The nurse, the doctor, and two women of the household watched, hands to mouths, faces bloodless, tear-stained, pale with shock and fear.
Like a fallen flower, Skena lay there in the fabric, arms extended, bloody at each wrist, face drained of all emotion, life, and pain, blue eyes shorn of the light he loved.
As he knelt beside her, took her cold, dry hand, a trumpet sounded on the battlements. Men shouted, bellowed at each other, the way they did in the prelude to a fight.
“Sire, she slipped away from us...” the nurse began. “I do not know how. I cannot apologize sufficiently for this sorrowful tragedy. It affects us—”
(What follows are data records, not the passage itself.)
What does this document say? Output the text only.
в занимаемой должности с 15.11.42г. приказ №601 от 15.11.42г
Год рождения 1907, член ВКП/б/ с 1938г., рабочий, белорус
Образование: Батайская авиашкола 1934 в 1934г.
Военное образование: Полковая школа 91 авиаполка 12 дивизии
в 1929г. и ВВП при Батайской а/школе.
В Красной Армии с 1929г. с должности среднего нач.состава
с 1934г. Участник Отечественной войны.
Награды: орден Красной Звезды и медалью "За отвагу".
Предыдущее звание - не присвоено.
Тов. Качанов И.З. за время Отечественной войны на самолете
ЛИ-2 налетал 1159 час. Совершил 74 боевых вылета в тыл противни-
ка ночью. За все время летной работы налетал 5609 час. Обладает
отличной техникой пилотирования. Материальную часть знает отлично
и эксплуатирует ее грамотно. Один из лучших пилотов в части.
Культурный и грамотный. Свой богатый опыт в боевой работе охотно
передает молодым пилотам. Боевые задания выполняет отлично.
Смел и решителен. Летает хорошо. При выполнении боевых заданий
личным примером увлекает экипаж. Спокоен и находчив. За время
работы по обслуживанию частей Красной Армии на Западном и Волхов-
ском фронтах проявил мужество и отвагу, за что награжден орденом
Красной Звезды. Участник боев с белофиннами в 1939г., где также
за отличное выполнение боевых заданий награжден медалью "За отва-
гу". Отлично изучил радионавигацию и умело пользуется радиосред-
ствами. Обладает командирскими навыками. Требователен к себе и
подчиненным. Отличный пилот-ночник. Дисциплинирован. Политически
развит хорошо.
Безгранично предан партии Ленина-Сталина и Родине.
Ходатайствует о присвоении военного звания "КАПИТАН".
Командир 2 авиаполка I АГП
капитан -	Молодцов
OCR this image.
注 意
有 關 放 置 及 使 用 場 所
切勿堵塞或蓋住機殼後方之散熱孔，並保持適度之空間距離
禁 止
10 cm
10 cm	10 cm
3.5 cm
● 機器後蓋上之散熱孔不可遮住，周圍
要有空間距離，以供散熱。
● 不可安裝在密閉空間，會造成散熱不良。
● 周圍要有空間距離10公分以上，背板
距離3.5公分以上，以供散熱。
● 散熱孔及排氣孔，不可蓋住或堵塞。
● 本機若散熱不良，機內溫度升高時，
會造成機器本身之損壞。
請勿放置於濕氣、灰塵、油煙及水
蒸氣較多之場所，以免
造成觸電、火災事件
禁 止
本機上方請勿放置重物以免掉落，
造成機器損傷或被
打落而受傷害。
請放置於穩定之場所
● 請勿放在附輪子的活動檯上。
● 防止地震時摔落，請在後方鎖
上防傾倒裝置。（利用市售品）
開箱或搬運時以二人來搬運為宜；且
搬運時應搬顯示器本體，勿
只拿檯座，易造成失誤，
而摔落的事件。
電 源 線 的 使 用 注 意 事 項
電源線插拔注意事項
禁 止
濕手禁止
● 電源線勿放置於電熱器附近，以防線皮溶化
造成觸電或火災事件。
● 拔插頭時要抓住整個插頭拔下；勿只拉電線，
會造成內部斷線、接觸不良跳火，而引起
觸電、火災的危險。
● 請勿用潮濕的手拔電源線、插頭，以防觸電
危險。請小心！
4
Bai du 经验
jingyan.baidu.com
“There is no need,” he said, waving her down. “Bear no blame, no guilt on this, I pray you. I am the cause of my wife’s sickness, no one else. Take all the women with you and flee this place for somewhere safer. The doctor, too. This is a fortress made for soldiers. We need no ordinary folk to hinder as we set about winning this
savage day.”
He let go her hand and stood to see her one last time.
“Take my wife and bury her at the church by Glamis.” He looked at them. “Will you do that for me?”
They stood around, lost for words.
“I swear I lack the space for mourning,” he pleaded. “Not now. I beg you...go!”
With that, he turned away and stared up at the battlements. No tears, he thought. This was not the moment.
Cullen, by his side, said, “Sire...there is a degree of chivalry in military matters. Were we to pass this news to Malcolm, he would surely wait a day or two...”
“Chivalry’s for knights, not kings,” Macbeth replied. “What’s the difference? Tomorrow and tomorrow come creeping in and always will. We’re fools trapped in a mechanism of our own unconscious making. Shadows strutting and fretting for one brief hour upon a stage, then heard no more. I’ll weep an ocean in my heart, if the world would give me time. But not now.”
He turned and gripped the old servant by the shoulder.
“Listen, friend, and understand. My life is a tale told by an idiot, full of sound and fury. It means nothing.” Macbeth unsheathed his sword and brandished it before him. “Today all I have is this keen blade, and by God, those men shall taste it. None of woman born may harm me...”
He didn’t like the look in Cullen’s eyes. He had been a loyal servant, there for as many years as Macbeth could remember, but now the man stared at him as if he saw a madman before him.
The gate opened, the party left, a single sad shape covered by a black wool sheet carried on the cart they pushed.
“Tell me of our arrangements,” Macbeth ordered.